Police arrest 16-year-old boy suspected of calling in a bomb threat to Westlake High School

Saratoga Springs Police have arrested a 16-year-old boy they suspect of calling in a bomb threat to Westlake High School earlier this week.

SARATOGA SPRINGS (ABC 4 UTAH) --  We know the identity of the 16-year-old but we are not going to release his name.  


Neighbors described him as a quite boy that stuck to himself for the most part.  He was a former student of Westlake High School. Police have been called out to his home a total of 26 times in the past for a variety of reasons. This last time the FBI was involved.


The teen is being charged with making terrorist threats involving weapons of mass destruction, 911 abuse and threats of violence. There could be more charges pending. Officials are discussing whether this teen should stand as an adult and be tried in federal or state court. He is currently being held at a detention center.


On Tuesday, a bomb threat was called in to Saratoga Springs, New York for Westlake High School. That call was transferred to local police in Saratoga Springs, Utah.

 

The teen asked for a $10 million dollar ransom paid in an off-shore bank account. He made the call on a Skype account.  The caller masked his voice while making a call but then became irate when officers did not understand him. 


Friday, we found out there was more to that call.


"Threats were made against officers against their families, against the students at the school, and staff," said Corporal Matt Schauerhamer of the Saratoga Springs Police Department. 

 

The threats were made on the 16-year-old's Facebook account he created just for this occasion.  

 

"We are all just sitting in our house and we hear this huge bang, get down get down get down. Get on your knees," said neighbor Christian Hess as he watched law enforcement storm the house.

 

Because of Skype's help, the FBI Joint Terrorism Taskforce along with Police tracked down the IP address and arrested the teen.

 

"What if that kid was trying to build it in the house? Just what could he have done to us? It was actually a wake up call," Hess added.


"This suspect we have never dealt with, ever," said the Corporal. "We had no indications of anything in the past and as far as I know, he had no criminal history."

 

That is all going to change. No bombs or bomb making materials were found in the home when police searched it for hours. 

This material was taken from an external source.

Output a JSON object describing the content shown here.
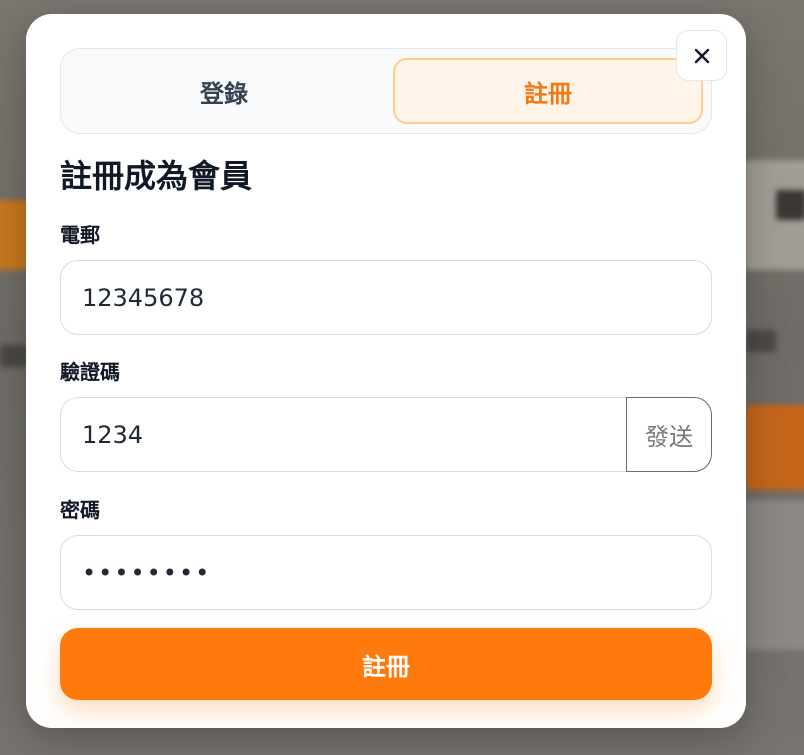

Police say the teen used a method called Swatting. It is when someone uses a VOIP to bounce a call around to get law enforcement to react to a location.

 

"We uncovered through our investigation multi-state incidents," said Corporal Schauerhamer. "Several states around the country from one side of the United States to the other where he has made these similar threats."

 

"We are always so worried ISIS and these terrorist groups across the world but right here at home we have issues we got to worry about, keeping our own families safe. That’s why I think it is really important to get to know your neighbors," said Hess.